If $f:X \rightarrow Y$ is a continuous map of topological spaces and $A \subset X$ is compact, then so is $f(A)$.

Answer 2

This is indeed true, for the Vietoris topology on the hyperspace $\operatorname{Exp}(X)$. For compact metric spaces this topology is metrisable and the Hausdorff metric is a compatible metric for it.
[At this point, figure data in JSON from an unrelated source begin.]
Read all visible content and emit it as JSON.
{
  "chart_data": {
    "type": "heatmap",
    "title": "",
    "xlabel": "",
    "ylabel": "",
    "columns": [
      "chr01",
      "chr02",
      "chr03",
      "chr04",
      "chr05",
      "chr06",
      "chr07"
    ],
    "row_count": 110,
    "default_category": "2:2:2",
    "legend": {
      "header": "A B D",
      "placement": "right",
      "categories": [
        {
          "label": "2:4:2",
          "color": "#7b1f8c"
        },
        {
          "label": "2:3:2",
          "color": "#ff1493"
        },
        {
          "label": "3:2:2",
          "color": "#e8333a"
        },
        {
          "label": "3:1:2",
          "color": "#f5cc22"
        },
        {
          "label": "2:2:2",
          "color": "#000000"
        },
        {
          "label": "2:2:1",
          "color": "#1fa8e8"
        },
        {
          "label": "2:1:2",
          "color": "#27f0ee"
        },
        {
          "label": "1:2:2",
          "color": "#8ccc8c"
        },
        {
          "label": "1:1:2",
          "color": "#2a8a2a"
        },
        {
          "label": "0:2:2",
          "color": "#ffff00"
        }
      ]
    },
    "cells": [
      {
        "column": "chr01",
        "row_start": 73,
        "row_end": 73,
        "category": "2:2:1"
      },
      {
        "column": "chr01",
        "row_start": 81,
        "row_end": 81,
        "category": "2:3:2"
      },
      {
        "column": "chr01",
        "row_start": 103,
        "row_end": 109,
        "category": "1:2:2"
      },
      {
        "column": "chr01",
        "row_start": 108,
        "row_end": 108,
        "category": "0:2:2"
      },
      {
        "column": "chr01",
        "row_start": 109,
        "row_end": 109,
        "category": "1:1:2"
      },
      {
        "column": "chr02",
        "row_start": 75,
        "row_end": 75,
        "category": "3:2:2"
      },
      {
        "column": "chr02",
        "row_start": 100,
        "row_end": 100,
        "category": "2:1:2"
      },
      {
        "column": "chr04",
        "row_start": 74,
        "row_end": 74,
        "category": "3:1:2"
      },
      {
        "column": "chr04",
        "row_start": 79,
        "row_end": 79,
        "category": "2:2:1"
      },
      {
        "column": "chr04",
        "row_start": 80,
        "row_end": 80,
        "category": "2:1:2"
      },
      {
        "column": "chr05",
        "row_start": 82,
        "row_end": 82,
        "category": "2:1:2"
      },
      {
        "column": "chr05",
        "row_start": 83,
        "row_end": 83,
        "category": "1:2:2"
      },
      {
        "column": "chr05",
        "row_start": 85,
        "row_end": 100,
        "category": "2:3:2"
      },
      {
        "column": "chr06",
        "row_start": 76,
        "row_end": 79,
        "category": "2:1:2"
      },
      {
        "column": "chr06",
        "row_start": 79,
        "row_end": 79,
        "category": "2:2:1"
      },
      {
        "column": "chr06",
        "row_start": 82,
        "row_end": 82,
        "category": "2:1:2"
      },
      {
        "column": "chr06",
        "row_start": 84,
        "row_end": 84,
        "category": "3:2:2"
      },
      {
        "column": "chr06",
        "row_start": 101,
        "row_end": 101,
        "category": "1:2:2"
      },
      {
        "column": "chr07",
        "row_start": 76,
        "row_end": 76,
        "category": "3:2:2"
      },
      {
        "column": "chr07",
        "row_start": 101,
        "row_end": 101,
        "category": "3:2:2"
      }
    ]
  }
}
This can be found in Nadler's book on hyperspaces, e.g., or spread over several exercises in Engelking's book "General Topology".

The Vietoris topology (on the set $\operatorname{Exp}(X)$ of closed non-empty subsets of a space $X$) has as a subbase all sets of the form $\langle U \rangle = \{ A \subset X: A \subset U \}$ and $[U] = \{A \subset X: A \cap U \neq \emptyset\}$, where $U$ ranges over the non-empty open subsets of $X$ (and all $A$ are closed non-empty).

Alexander's subbase lemma implies that if $X$ is compact, so is $\operatorname{Exp}(X)$. Proof: let $\{ \langle U_i \rangle: i \in I\} \cup \{ [V_j]: j \in J\}$ be a covering of $\operatorname{Exp}(X)$ by subbasic elements.

If the $V_j$ already cover $X$, this means that every point in the hyperspace intersects some $V_j$. But then same holds for a finite subcover of the $V_j$, and we are done. So assume $A = X \setminus \cup_j V_j$ is non-empty. This set is contained in some $U_{i_0}$. Then $X \setminus U_{i_0}$ is covered by the $V_j$ and as a closed subset of $X$ is compact, and thus covered by $V_{j_1},\ldots,V_{j_n}$. Then $\{[V_{j_1}],\ldots,[V_{j_n}],\langle U_{i_0} \rangle\}$ is a finite subcover.

There are also direct proofs from the metric, but I find these a bit more messy, although here the messy bits are in the proof of the equivalence of these topologies... Anyway, this is one way to go about this.